“太不够光明正大!”诺曼底绅士带着嫌恶说道,显然,当时他脑子里想的全是东京丛林里大群大群四处飞翔的孔雀。
夜渐渐深了;夜空闪耀着光辉;身边一望无垠的海洋似乎洒上了一层磷粉,洋面上闪烁着一片绿光。我有些伤感,心中渴望着克莱拉;我已经厌倦了这群粗俗男人,厌倦了我自己,厌倦了这场冒犯了宁静与美丽的谈话!突然间:
“您认识史丹利吗?”克莱拉询问探险家。
“认识,我当然认识他,”他回答道。
“您觉得他怎么样?”
“他!”探险家摇了摇头。他的头脑里仿佛立时充满了各种可怕的回忆,他语调沉重地说道:
“他有点太过火了,和过去没什么两样!”
我感觉上尉好像一直有话想说。现在他抓住这个空隙,发表了以下言论:
“我!”他说,“我的经历是你们都无法匹敌的。你们的小小屠杀跟我的一比,简直是小巫见大巫。我发明了一种子弹。神奇的子弹。我叫它‘达姆-达姆’,因为我正是在一个叫做‘达姆-达姆’的印度小村落里很荣幸地发明了这种子弹。”

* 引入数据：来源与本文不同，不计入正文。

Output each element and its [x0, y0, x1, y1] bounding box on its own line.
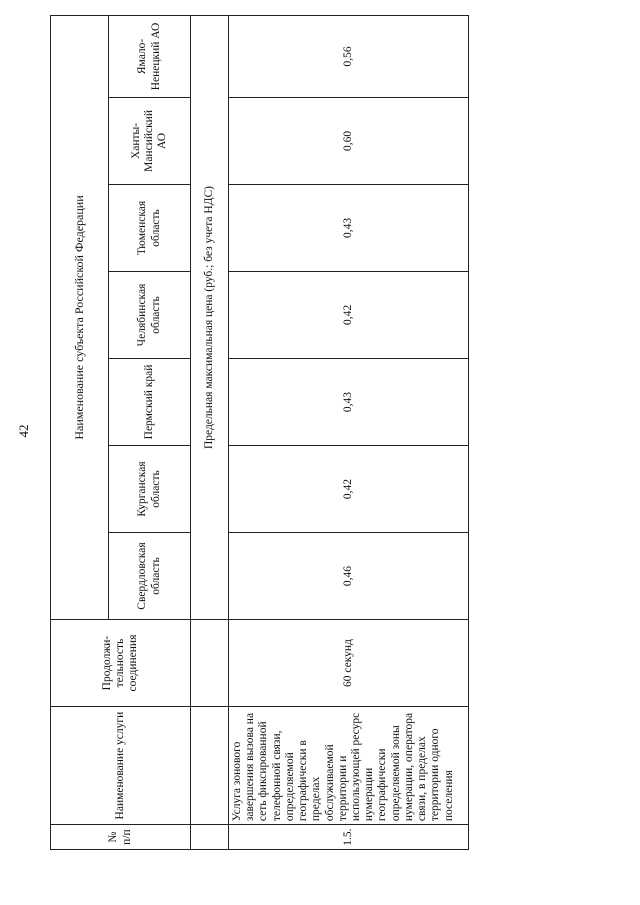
header-region: Ханты-Мансийский АО: [109, 97, 191, 184]
row-service: Услуга зонового завершения вызова на сеть фиксированной телефонной связи, определяемой географически в пределах обслуживаемой территории и использующей ресурс нумерации географически определяемой зоны нумерации, оператора связи, в пределах территории одного поселения: [229, 707, 469, 825]
price-cell: 0,42: [229, 446, 469, 533]
rotated-table-container: [50, 15, 468, 850]
empty-cell: [191, 825, 229, 850]
header-number: № п/п: [51, 825, 191, 850]
header-region: Курганская область: [109, 446, 191, 533]
row-duration: 60 секунд: [229, 620, 469, 707]
header-row-subject: [51, 16, 109, 850]
header-region: Свердловская область: [109, 533, 191, 620]
empty-cell: [191, 620, 229, 707]
header-subject: Наименование субъекта Российской Федерации: [51, 16, 109, 620]
header-region: Челябинская область: [109, 271, 191, 358]
price-cell: 0,42: [229, 271, 469, 358]
price-cell: 0,46: [229, 533, 469, 620]
header-region: Ямало-Ненецкий АО: [109, 16, 191, 98]
header-duration: Продолжи-тельность соединения: [51, 620, 191, 707]
price-cell: 0,43: [229, 358, 469, 445]
empty-cell: [191, 707, 229, 825]
price-cell: 0,43: [229, 184, 469, 271]
tariff-table: [50, 15, 469, 850]
header-service: Наименование услуги: [51, 707, 191, 825]
price-cell: 0,60: [229, 97, 469, 184]
header-price: Предельная максимальная цена (руб.; без учета НДС): [191, 16, 229, 620]
row-number: 1.5.: [229, 825, 469, 850]
table-row: [229, 16, 469, 850]
header-region: Тюменская область: [109, 184, 191, 271]
header-row-price: [191, 16, 229, 850]
header-region: Пермский край: [109, 358, 191, 445]
price-cell: 0,56: [229, 16, 469, 98]
page-number: 42: [16, 424, 31, 438]
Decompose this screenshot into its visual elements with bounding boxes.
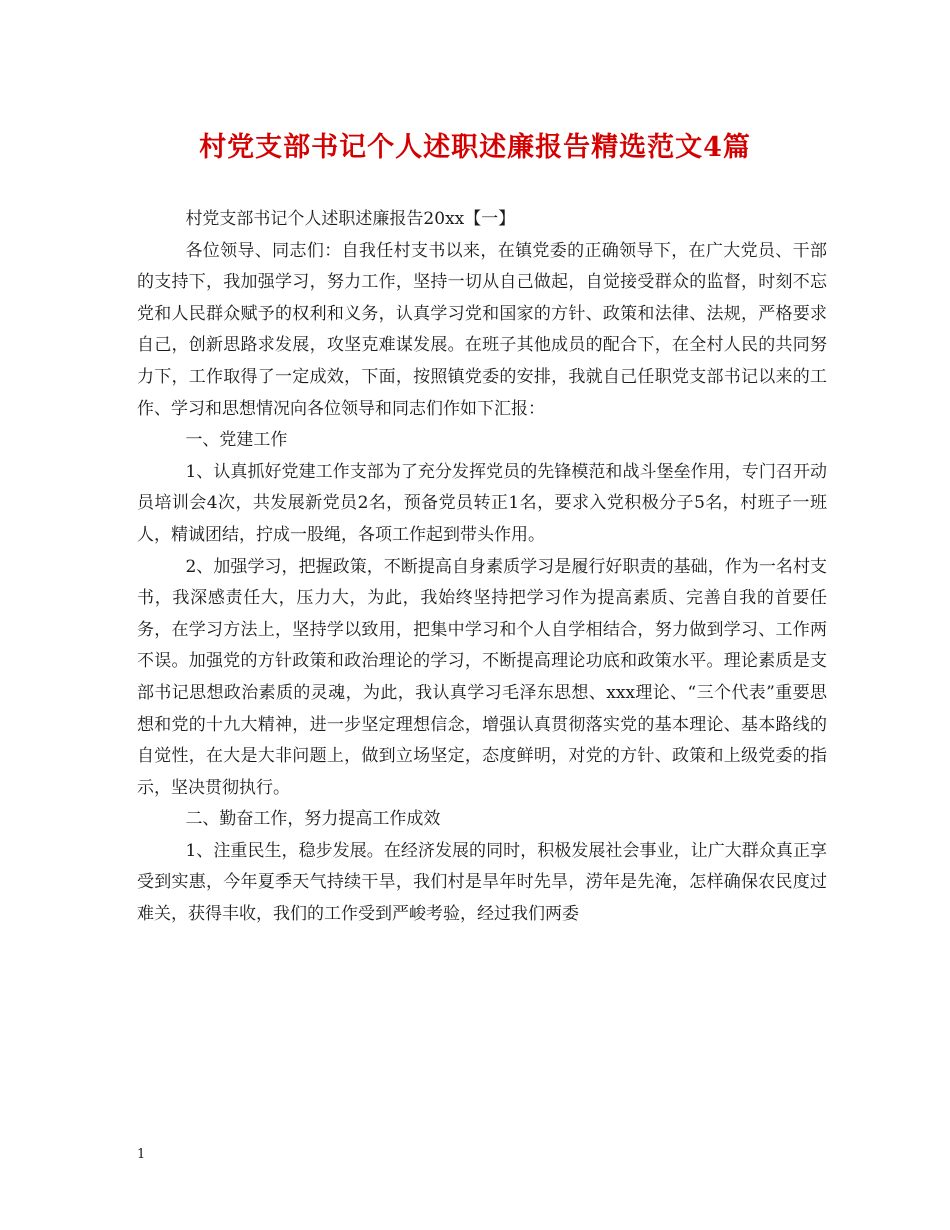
- paragraph-diligent-work-1: 1、注重民生，稳步发展。在经济发展的同时，积极发展社会事业，让广大群众真正享受到实惠，今年夏季天气持续干旱，我们村是旱年时先旱，涝年是先淹，怎样确保农民度过难关，获得丰收，我们的工作受到严峻考验，经过我们两委: [137, 840, 827, 925]
- paragraph-party-building-1: 1、认真抓好党建工作支部为了充分发挥党员的先锋模范和战斗堡垒作用，专门召开动员培训会4次，共发展新党员2名，预备党员转正1名，要求入党积极分子5名，村班子一班人，精诚团结，拧成一股绳，各项工作起到带头作用。: [137, 461, 827, 545]
- page-number: 1: [137, 1147, 146, 1162]
- document-body: [137, 204, 827, 931]
- paragraph-intro: 各位领导、同志们：自我任村支书以来，在镇党委的正确领导下，在广大党员、干部的支持下，我加强学习，努力工作，坚持一切从自己做起，自觉接受群众的监督，时刻不忘党和人民群众赋予的权利和义务，认真学习党和国家的方针、政策和法律、法规，严格要求自己，创新思路求发展，攻坚克难谋发展。在班子其他成员的配合下，在全村人民的共同努力下，工作取得了一定成效，下面，按照镇党委的安排，我就自己任职党支部书记以来的工作、学习和思想情况向各位领导和同志们作如下汇报：: [137, 240, 827, 419]
- section-heading-party-building: 一、党建工作: [185, 430, 288, 451]
- paragraph-party-building-2: 2、加强学习，把握政策，不断提高自身素质学习是履行好职责的基础，作为一名村支书，我深感责任大，压力大，为此，我始终坚持把学习作为提高素质、完善自我的首要任务，在学习方法上，坚持学以致用，把集中学习和个人自学相结合，努力做到学习、工作两不误。加强党的方针政策和政治理论的学习，不断提高理论功底和政策水平。理论素质是支部书记思想政治素质的灵魂，为此，我认真学习毛泽东思想、xxx理论、“三个代表”重要思想和党的十九大精神，进一步坚定理想信念，增强认真贯彻落实党的基本理论、基本路线的自觉性，在大是大非问题上，做到立场坚定，态度鲜明，对党的方针、政策和上级党委的指示，坚决贯彻执行。: [137, 556, 827, 798]
- report-subtitle: 村党支部书记个人述职述廉报告20xx【一】: [185, 209, 516, 229]
- document-title: 村党支部书记个人述职述廉报告精选范文4篇: [199, 132, 751, 163]
- section-heading-diligent-work: 二、勤奋工作，努力提高工作成效: [185, 809, 441, 830]
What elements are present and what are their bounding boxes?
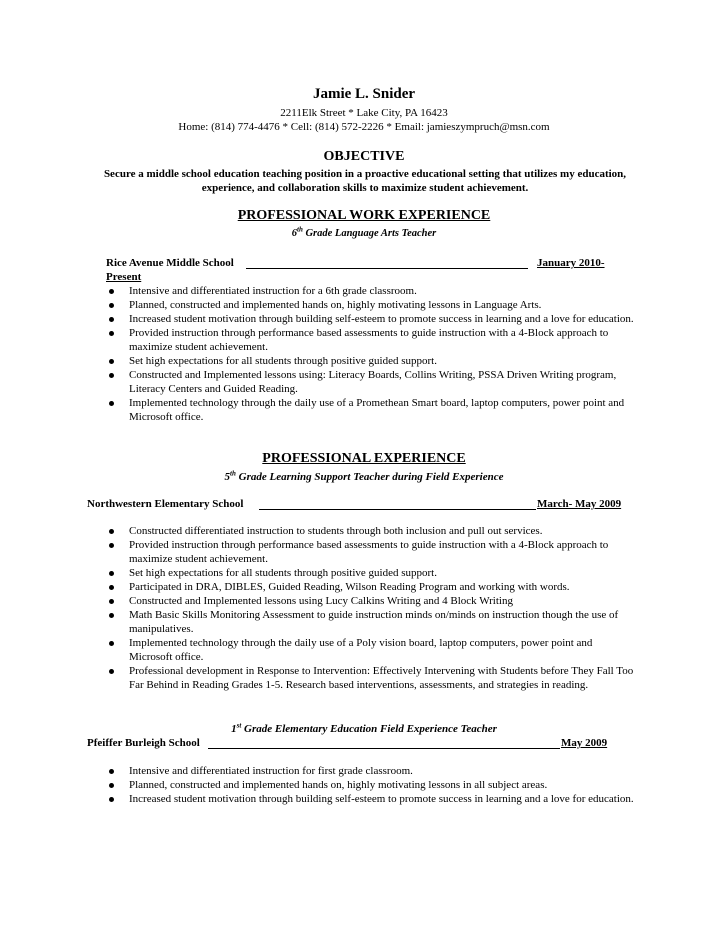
bullet-dot-icon: [109, 797, 114, 802]
bullet-item: [106, 354, 636, 368]
bullet-dot-icon: [109, 289, 114, 294]
bullet-dot-icon: [109, 585, 114, 590]
bullet-dot-icon: [109, 669, 114, 674]
bullet-text: Constructed and Implemented lessons using: Literacy Boards, Collins Writing, PSSA Driven Writing program, Literacy Centers and Guided Reading.: [129, 369, 617, 395]
role2-num: 1: [231, 723, 237, 735]
experience-date1: March- May 2009: [537, 498, 622, 510]
work-role-num: 6: [291, 228, 297, 239]
role1-rest: Grade Learning Support Teacher during Field Experience: [235, 471, 504, 483]
role1-num: 5: [224, 471, 231, 483]
work-school-rule: [246, 268, 528, 269]
bullet-dot-icon: [109, 543, 114, 548]
objective-text: Secure a middle school education teaching position in a proactive educational setting that utilizes my education, experience, and collaboration skills to maximize student achievement.: [103, 168, 627, 194]
bullet-item: [106, 538, 636, 566]
work-date: January 2010-: [537, 257, 605, 269]
bullet-item: [106, 608, 636, 636]
contact-line: Home: (814) 774-4476 * Cell: (814) 572-2226 * Email: jamieszympruch@msn.com: [178, 121, 550, 133]
work-date-continued: Present: [106, 271, 142, 283]
bullet-text: Planned, constructed and implemented hands on, highly motivating lessons in Language Arts.: [129, 299, 542, 311]
bullet-dot-icon: [109, 401, 114, 406]
experience-school1-name: Northwestern Elementary School: [87, 498, 244, 510]
role2-rest: Grade Elementary Education Field Experience Teacher: [241, 723, 497, 735]
bullet-text: Participated in DRA, DIBLES, Guided Reading, Wilson Reading Program and working with words.: [129, 581, 570, 593]
bullet-item: [106, 764, 636, 778]
bullet-item: [106, 664, 636, 692]
bullet-dot-icon: [109, 529, 114, 534]
bullet-item: [106, 636, 636, 664]
bullet-text: Implemented technology through the daily use of a Poly vision board, laptop computers, power point and Microsoft office.: [129, 637, 593, 663]
experience-role1-title: [0, 470, 728, 484]
bullet-dot-icon: [109, 359, 114, 364]
bullet-dot-icon: [109, 373, 114, 378]
bullet-dot-icon: [109, 769, 114, 774]
experience-role2-title: [0, 722, 728, 736]
bullet-dot-icon: [109, 571, 114, 576]
bullet-text: Intensive and differentiated instruction for a 6th grade classroom.: [129, 285, 417, 297]
work-bullet-list: [106, 284, 636, 424]
bullet-dot-icon: [109, 331, 114, 336]
bullet-dot-icon: [109, 613, 114, 618]
experience-school1-rule: [259, 509, 536, 510]
work-role-sup: th: [297, 225, 303, 234]
bullet-item: [106, 566, 636, 580]
bullet-text: Intensive and differentiated instruction for first grade classroom.: [129, 765, 413, 777]
bullet-item: [106, 368, 636, 396]
bullet-item: [106, 594, 636, 608]
bullet-item: [106, 580, 636, 594]
bullet-text: Professional development in Response to Intervention: Effectively Intervening with Students before They Fall Too Far Behind in Reading Grades 1-5. Research based interventions, assessments, and strategies in reading.: [129, 665, 634, 691]
objective-heading: OBJECTIVE: [323, 149, 405, 164]
work-school-name: Rice Avenue Middle School: [106, 257, 234, 269]
bullet-item: [106, 326, 636, 354]
experience-school2-rule: [208, 748, 560, 749]
bullet-item: [106, 312, 636, 326]
bullet-text: Math Basic Skills Monitoring Assessment to guide instruction minds on/minds on instruction though the use of manipulatives.: [129, 609, 619, 635]
experience-heading: PROFESSIONAL EXPERIENCE: [262, 451, 466, 466]
work-experience-heading: PROFESSIONAL WORK EXPERIENCE: [237, 208, 491, 223]
candidate-name: Jamie L. Snider: [312, 86, 416, 102]
bullet-dot-icon: [109, 783, 114, 788]
role1-sup: th: [230, 469, 236, 478]
bullet-item: [106, 792, 636, 806]
address-line: 2211Elk Street * Lake City, PA 16423: [280, 107, 448, 119]
bullet-text: Provided instruction through performance based assessments to guide instruction with a 4-Block approach to maximize student achievement.: [129, 327, 609, 353]
bullet-dot-icon: [109, 599, 114, 604]
role2-sup: st: [236, 721, 242, 730]
bullet-text: Provided instruction through performance based assessments to guide instruction with a 4-Block approach to maximize student achievement.: [129, 539, 609, 565]
bullet-text: Set high expectations for all students through positive guided support.: [129, 567, 437, 579]
bullet-item: [106, 524, 636, 538]
bullet-item: [106, 284, 636, 298]
bullet-item: [106, 298, 636, 312]
bullet-dot-icon: [109, 317, 114, 322]
experience-date2: May 2009: [561, 737, 608, 749]
experience-school2-name: Pfeiffer Burleigh School: [87, 737, 200, 749]
bullet-item: [106, 396, 636, 424]
bullet-text: Constructed differentiated instruction to students through both inclusion and pull out services.: [129, 525, 543, 537]
bullet-item: [106, 778, 636, 792]
bullet-text: Increased student motivation through building self-esteem to promote success in learning and a love for education.: [129, 793, 634, 805]
bullet-text: Planned, constructed and implemented hands on, highly motivating lessons in all subject areas.: [129, 779, 548, 791]
work-role-title: [0, 227, 728, 241]
experience-bullet-list-2: [106, 764, 636, 806]
bullet-text: Increased student motivation through building self-esteem to promote success in learning and a love for education.: [129, 313, 634, 325]
work-role-rest: Grade Language Arts Teacher: [302, 228, 437, 239]
bullet-dot-icon: [109, 303, 114, 308]
bullet-dot-icon: [109, 641, 114, 646]
experience-bullet-list-1: [106, 524, 636, 692]
bullet-text: Implemented technology through the daily use of a Promethean Smart board, laptop computers, power point and Microsoft office.: [129, 397, 625, 423]
bullet-text: Set high expectations for all students through positive guided support.: [129, 355, 437, 367]
bullet-text: Constructed and Implemented lessons using Lucy Calkins Writing and 4 Block Writing: [129, 595, 513, 607]
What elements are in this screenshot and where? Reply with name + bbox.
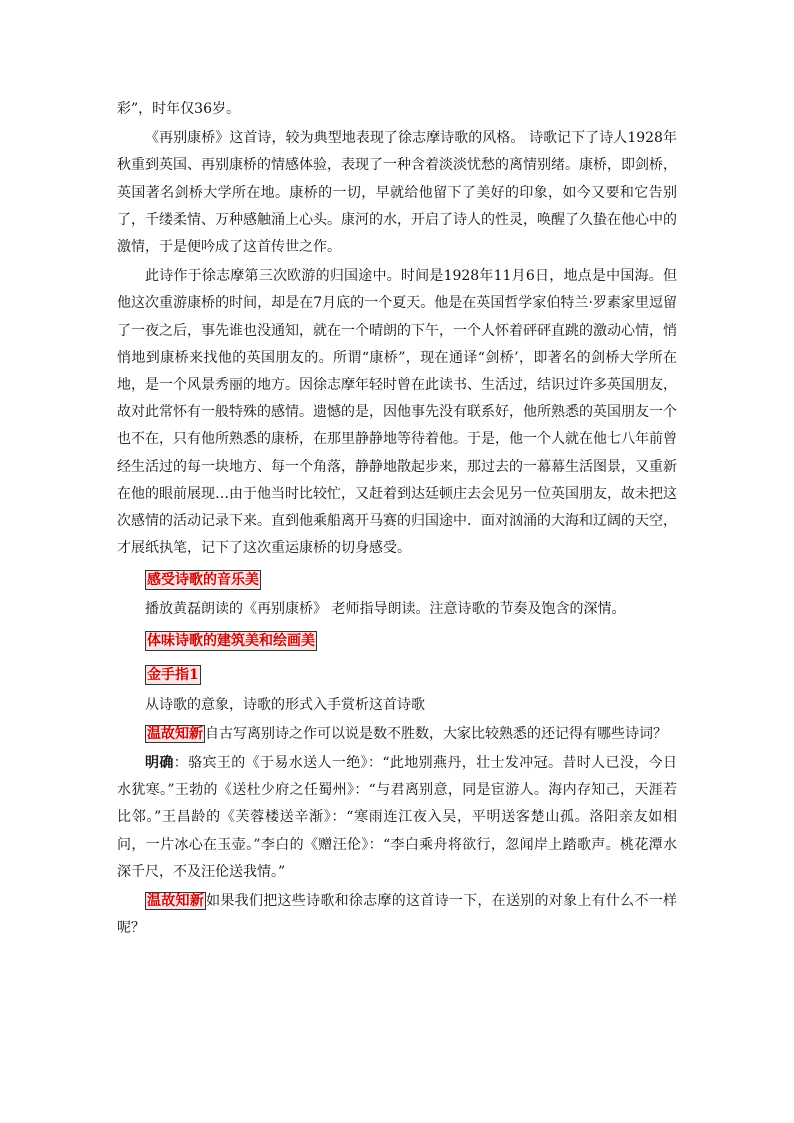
answer-paragraph xyxy=(117,750,677,886)
section-music-text: 播放黄磊朗读的《再别康桥》 老师指导朗读。注意诗歌的节奏及饱含的深情。 xyxy=(145,601,626,618)
golden-tip-label: 金手指1 xyxy=(147,667,199,684)
section-music-heading-row xyxy=(117,562,677,596)
review-question-1-text: 自古写离别诗之作可以说是数不胜数，大家比较熟悉的还记得有哪些诗词？ xyxy=(205,725,667,742)
section-architecture-heading: 体味诗歌的建筑美和绘画美 xyxy=(147,633,315,650)
golden-tip-row xyxy=(117,658,677,692)
section-music-heading: 感受诗歌的音乐美 xyxy=(147,571,259,588)
golden-tip-text: 从诗歌的意象，诗歌的形式入手赏析这首诗歌 xyxy=(145,696,425,713)
document-page xyxy=(117,96,677,942)
review-label-1: 温故知新 xyxy=(147,725,203,742)
paragraph-continuation: 彩”，时年仅36岁。 xyxy=(117,101,240,117)
paragraph-poem-background: 此诗作于徐志摩第三次欧游的归国途中。时间是1928年11月6日，地点是中国海。但他这次重游康桥的时间，却是在7月底的一个夏天。他是在英国哲学家伯特兰·罗素家里逗留了一夜之后，事先谁也没通知，就在一个晴朗的下午，一个人怀着砰砰直跳的激动心情，悄悄地到康桥来找他的英国朋友的。所谓“康桥”，现在通译“剑桥’，即著名的剑桥大学所在地，是一个风景秀丽的地方。因徐志摩年轻时曾在此读书、生活过，结识过许多英国朋友，故对此常怀有一般特殊的感情。遗憾的是，因他事先没有联系好，他所熟悉的英国朋友一个也不在，只有他所熟悉的康桥，在那里静静地等待着他。于是，他一个人就在他七八年前曾经生活过的每一块地方、每一个角落，静静地散起步来，那过去的一幕幕生活图景，又重新在他的眼前展现…由于他当时比较忙，又赶着到达廷顿庄去会见另一位英国朋友，故未把这次感情的活动记录下来。直到他乘船离开马赛的归国途中．面对汹涌的大海和辽阔的天空，才展纸执笔，记下了这次重运康桥的切身感受。 xyxy=(117,268,677,557)
review-question-2 xyxy=(117,888,677,942)
section-architecture-heading-row xyxy=(117,624,677,658)
answer-label: 明确 xyxy=(145,755,174,772)
review-label-2: 温故知新 xyxy=(147,893,205,910)
answer-text: ：骆宾王的《于易水送人一绝》：“此地别燕丹，壮士发冲冠。昔时人已没，今日水犹寒。”王勃的《送杜少府之任蜀州》：“与君离别意，同是宦游人。海内存知己，天涯若比邻。”王昌龄的《芙蓉楼送辛渐》：“寒雨连江夜入吴，平明送客楚山孤。洛阳亲友如相问，一片冰心在玉壶。”李白的《赠汪伦》：“李白乘舟将欲行，忽闻岸上踏歌声。桃花潭水深千尺，不及汪伦送我情。” xyxy=(117,755,678,880)
review-question-1 xyxy=(117,721,677,748)
review-question-2-text: 如果我们把这些诗歌和徐志摩的这首诗一下，在送别的对象上有什么不一样呢？ xyxy=(117,893,678,937)
paragraph-poem-overview: 《再别康桥》这首诗，较为典型地表现了徐志摩诗歌的风格。 诗歌记下了诗人1928年秋重到英国、再别康桥的情感体验，表现了一种含着淡淡忧愁的离情别绪。康桥，即剑桥，英国著名剑桥大学所在地。康桥的一切，早就给他留下了美好的印象，如今又要和它告别了，千缕柔情、万种感触涌上心头。康河的水，开启了诗人的性灵，唤醒了久蛰在他心中的激情，于是便吟成了这首传世之作。 xyxy=(117,130,677,256)
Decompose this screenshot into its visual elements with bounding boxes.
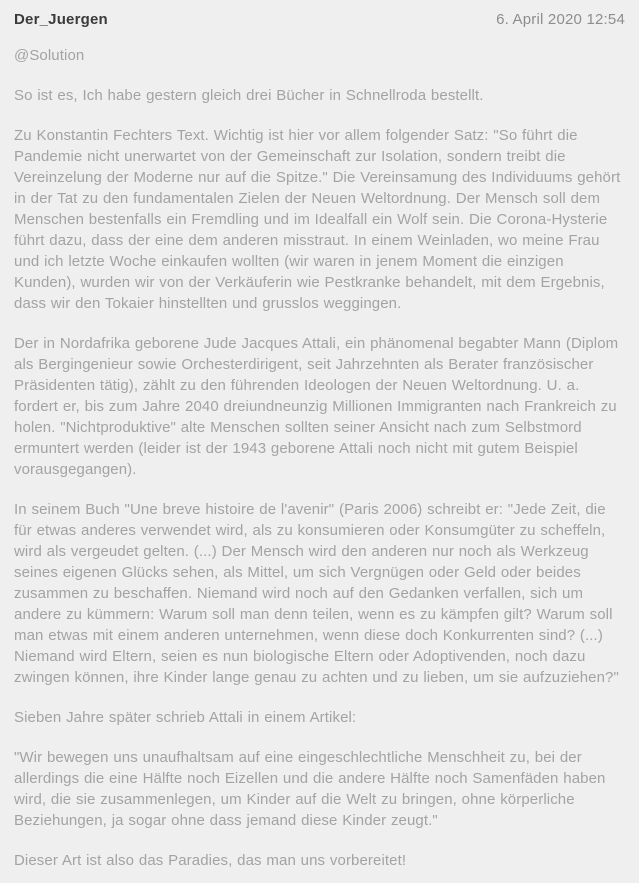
post-paragraph: So ist es, Ich habe gestern gleich drei Bücher in Schnellroda bestellt. xyxy=(14,87,484,104)
post-paragraph: Dieser Art ist also das Paradies, das man uns vorbereitet! xyxy=(14,852,407,869)
timestamp: 6. April 2020 12:54 xyxy=(496,11,625,28)
post-paragraph: Sieben Jahre später schrieb Attali in einem Artikel: xyxy=(14,709,357,726)
post-paragraph: Zu Konstantin Fechters Text. Wichtig ist hier vor allem folgender Satz: "So führt die Pandemie nicht unerwartet von der Gemeinschaft zur Isolation, sondern treibt die Vereinzelung der Moderne nur auf die Spitze." Die Vereinsamung des Individuums gehört in der Tat zu den fundamentalen Zielen der Neuen Weltordnung. Der Mensch soll dem Menschen bestenfalls ein Fremdling und im Idealfall ein Wolf sein. Die Corona-Hysterie führt dazu, dass der eine dem anderen misstraut. In einem Weinladen, wo meine Frau und ich letzte Woche einkaufen wollten (wir waren in jenem Moment die einzigen Kunden), wurden wir von der Verkäuferin wie Pestkranke behandelt, mit dem Ergebnis, dass wir den Tokaier hinstellten und grusslos weggingen. xyxy=(14,127,621,312)
comment-header xyxy=(14,9,625,30)
post-paragraph: "Wir bewegen uns unaufhaltsam auf eine eingeschlechtliche Menschheit zu, bei der allerdings die eine Hälfte noch Eizellen und die andere Hälfte noch Samenfäden haben wird, die sie zusammenlegen, um Kinder auf die Welt zu bringen, ohne körperliche Beziehungen, ja sogar ohne dass jemand diese Kinder zeugt." xyxy=(14,749,606,829)
mention-line: @Solution xyxy=(14,47,85,64)
post-paragraph: Der in Nordafrika geborene Jude Jacques Attali, ein phänomenal begabter Mann (Diplom als Bergingenieur sowie Orchesterdirigent, seit Jahrzehnten als Berater französischer Präsidenten tätig), zählt zu den führenden Ideologen der Neuen Weltordnung. U. a. fordert er, bis zum Jahre 2040 dreiundneunzig Millionen Immigranten nach Frankreich zu holen. "Nichtproduktive" alte Menschen sollten seiner Ansicht nach zum Selbstmord ermuntert werden (leider ist der 1943 geborene Attali noch nicht mit gutem Beispiel vorausgegangen). xyxy=(14,335,619,478)
username[interactable]: Der_Juergen xyxy=(14,11,108,28)
comment-body xyxy=(14,45,625,871)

“它能杀死很多人吗?比他们说的还要多?”克莱拉问道。
“哦,亲爱的女士——这根本就毋庸置疑!”他大声笑道。“简直数不胜数!”接着,又故作谦虚:
“但是,这也是微不足道的……它的体积很小!只是个小东西……怎么说呢?……就像一粒小坚果,没错!想象一下,它只不过是粒小坚果!很不可思议。”
“名字也很动听,上尉!”克莱拉说道。
“确实很动听,”上尉点头赞同,显然有点飘飘然,“非常诗意!”
“您可以说——您会这么说吧——您可以说它是莎士比亚的一幕喜剧中一个小精灵的名字。精灵‘达姆-达姆’!我对它很着迷。是个满面笑容、体态轻盈、金发碧眼的小精灵,在石楠丛和阳光中轻快地跳跃起舞。您选了个好名字……‘达姆-达姆’!”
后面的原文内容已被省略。